Para viabilizar a expansão orbital, a companhia estabeleceu parcerias com cinco empresas: Starcloud, Planet Labs, Kepler Communications, Firefly Aerospace e Sophia Space. O projeto utiliza o avanço de transportes comerciais, como o Falcon Heavy e a Starship da SpaceX, para reduzir a complexidade logística de levar hardware ao espaço.

Um dos pilares dessa iniciativa é a colaboração com a Starcloud, integrante do programa Inception para startups. O plano prevê a implementação de um data center de 5 Gigawatts, abrangendo 4 quilômetros quadrados em órbita. A estrutura utilizará painéis solares de grande escala para geração energética e aproveitará o vácuo do espaço profundo como sistema natural de refrigeração. Com esse modelo, a NVIDIA projeta que os custos de energia sejam dez vezes menores do que os de operações terrestres.

Como parte do hardware dedicado a esse ambiente, a NVIDIA apresentou o Space-1 Vera Rubin. Este módulo de IA para escala de data center possui um design integrado de GPU-CPU com alta largura de banda, operando integralmente com energia solar.

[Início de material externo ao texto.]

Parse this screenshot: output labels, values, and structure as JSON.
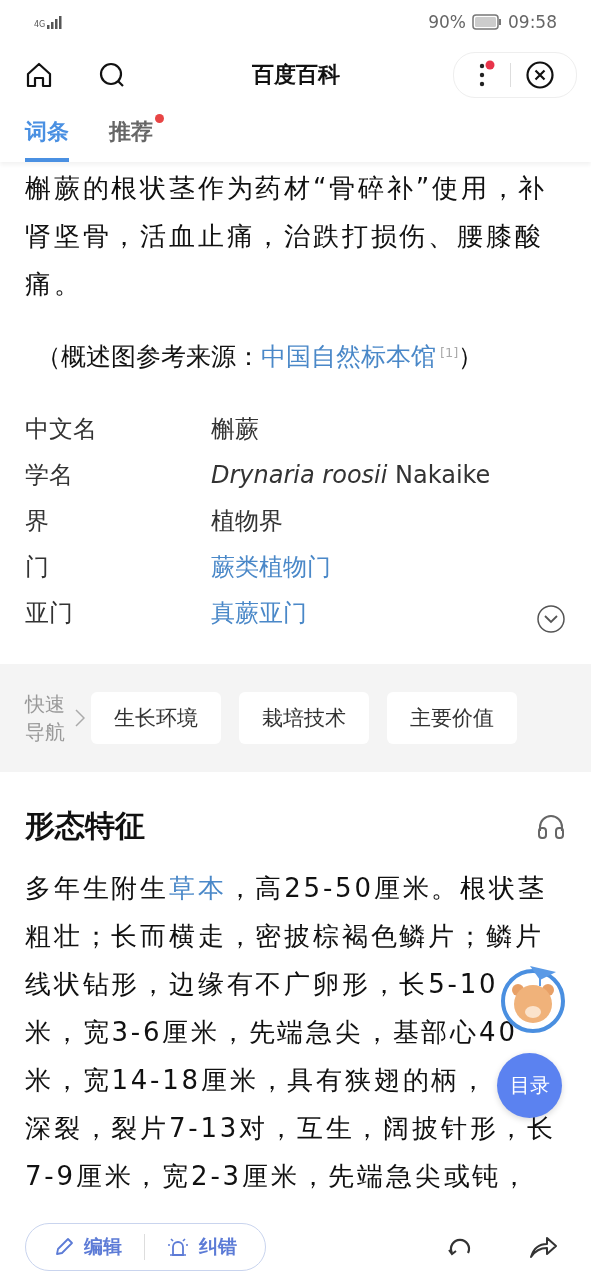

A movimentação reflete uma tendência de mercado, onde a SpaceXAI, de Elon Musk, também desenvolve um data center orbital de vários Gigawatts em parceria com a Anthropic. Ambas as frentes acreditam que a computação em órbita resolve a escassez de terras e a demanda energética. Contudo, a transição desloca os desafios técnicos: com a disponibilidade ilimitada de energia e resfriamento, o gargalo passa a ser a capacidade de processamento dos chips e a logística de transporte de centenas de milhares de GPUs para fora da Terra.